Sovereign wealth funds (SWFs) in the Gulf Cooperation Council (GCC) remain overwhelmingly focused on the United States, while China constitutes a small fraction of their investment portfolios, according to data from consultancy Global SWF. This geographic disparity persists despite growing trade and economic ties between the GCC and China, the world’s largest economy by purchasing power parity.
Diverging Mandates and Investment Focus
The geographical distribution of Gulf SWF investments varies widely, driven by the distinct mandates of each fund. The Abu Dhabi Investment Authority (ADIA), for example, invests exclusively abroad, while two other UAE funds, ADQ and Mubadala, balance both domestic and international holdings.
This divergence is evident in portfolio allocations. ADIA dedicates 52% of its assets to the US, compared to just 5% in China—the highest relative allocation to China among Gulf SWFs. Similarly, Kuwait Investment Authority (KIA) has 33% of its assets in the US and 2% in China. In stark contrast, Saudi Arabia’s Public Investment Fund (PIF) has no exposure to China and allocates 14% of its portfolio to the US.
Domestic Versus International Allocations
Domestic investment remains a significant focus for several Gulf SWFs. The PIF—which owns an 8% stake in state oil giant Saudi Aramco—holds 73% of its assets domestically. Abu Dhabi’s ADQ surpasses this with 89% of its portfolio concentrated within the UAE. Meanwhile, KIA leads in allocating investments to the rest of the world, dedicating 55% of its portfolio outside the US and China, followed by Qatar Investment Authority (QIA) at 45% and Investment Corporation of Dubai (ICD) at 39%.
Strategic Focus on Emerging Markets
Gulf funds are increasingly exploring opportunities in emerging markets. ADIA has ramped up its exposure in India, targeting sectors such as real estate financing, healthcare, and retail. Infrastructure remains a key focus for the fund due to its low correlation with other asset classes. In January, ADIA acquired a minority stake in Indonesia’s first toll road system.
The Transformation of Saudi Arabia’s PIF
The PIF has undergone a dramatic transformation since Prince Mohammed bin Salman assumed its chairmanship in 2015. Once a relatively obscure entity, the PIF has become Saudi Arabia’s flagship investment vehicle, acquiring stakes in major US-listed companies such as Uber, FedEx, PayPal, Walmart, Starbucks, Microsoft, and Amazon. The fund has also established numerous domestic companies to drive Saudi Arabia’s economic diversification beyond oil.

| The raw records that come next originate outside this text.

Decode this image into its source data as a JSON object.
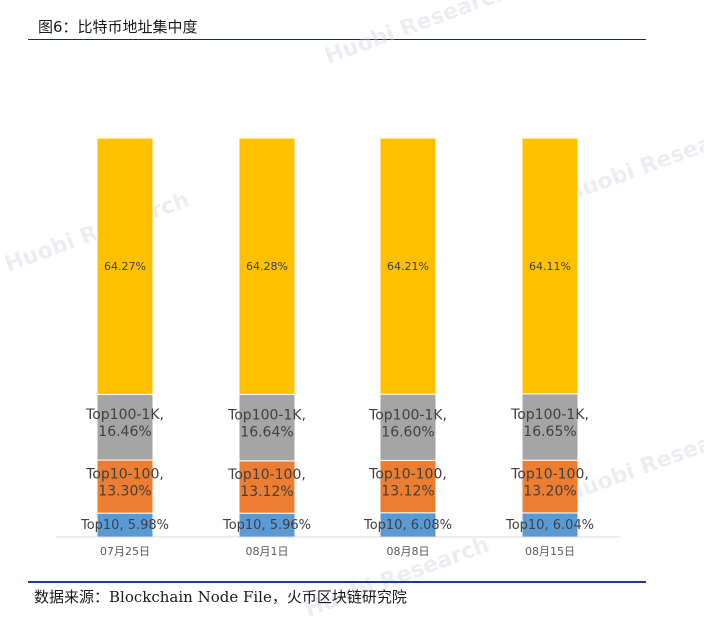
{
  "figure_title": "图6：比特币地址集中度",
  "source_note": "数据来源：Blockchain Node File，火币区块链研究院",
  "watermark": "Huobi Research",
  "colors": {
    "Top10": "#5b9bd5",
    "Top10-100": "#ed7d31",
    "Top100-1K": "#a5a5a5",
    "top": "#ffc000"
  },
  "chart_data": {
    "type": "bar",
    "stacked": true,
    "percent_stacked": true,
    "categories": [
      "07月25日",
      "08月1日",
      "08月8日",
      "08月15日"
    ],
    "series": [
      {
        "name": "Top10",
        "values": [
          5.98,
          5.96,
          6.08,
          6.04
        ],
        "labels": [
          "Top10, 5.98%",
          "Top10, 5.96%",
          "Top10, 6.08%",
          "Top10, 6.04%"
        ]
      },
      {
        "name": "Top10-100",
        "values": [
          13.3,
          13.12,
          13.12,
          13.2
        ],
        "labels": [
          [
            "Top10-100,",
            "13.30%"
          ],
          [
            "Top10-100,",
            "13.12%"
          ],
          [
            "Top10-100,",
            "13.12%"
          ],
          [
            "Top10-100,",
            "13.20%"
          ]
        ]
      },
      {
        "name": "Top100-1K",
        "values": [
          16.46,
          16.64,
          16.6,
          16.65
        ],
        "labels": [
          [
            "Top100-1K,",
            "16.46%"
          ],
          [
            "Top100-1K,",
            "16.64%"
          ],
          [
            "Top100-1K,",
            "16.60%"
          ],
          [
            "Top100-1K,",
            "16.65%"
          ]
        ]
      },
      {
        "name": "",
        "values": [
          64.27,
          64.28,
          64.21,
          64.11
        ],
        "labels": [
          "64.27%",
          "64.28%",
          "64.21%",
          "64.11%"
        ]
      }
    ],
    "legend": "none",
    "grid": false
  }
}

Qatar’s Lower Profile Approach
QIA, once known for high-profile acquisitions such as London’s Harrods and significant stakes in Volkswagen and UK supermarket chain Sainsbury’s, has shifted to a more understated strategy. Recent investments include stakes in Turkey, Africa, and Asia, such as a 10% holding in Borsa Istanbul, Turkey’s stock exchange.
A Persistent Imbalance
Despite strengthening ties between the GCC and China, the disparity in investment allocations remains stark. The enduring focus on US assets reflects both the perceived stability of the US market and the historical investment patterns of Gulf SWFs. However, as the funds continue to diversify, emerging markets may play a larger role in their portfolios.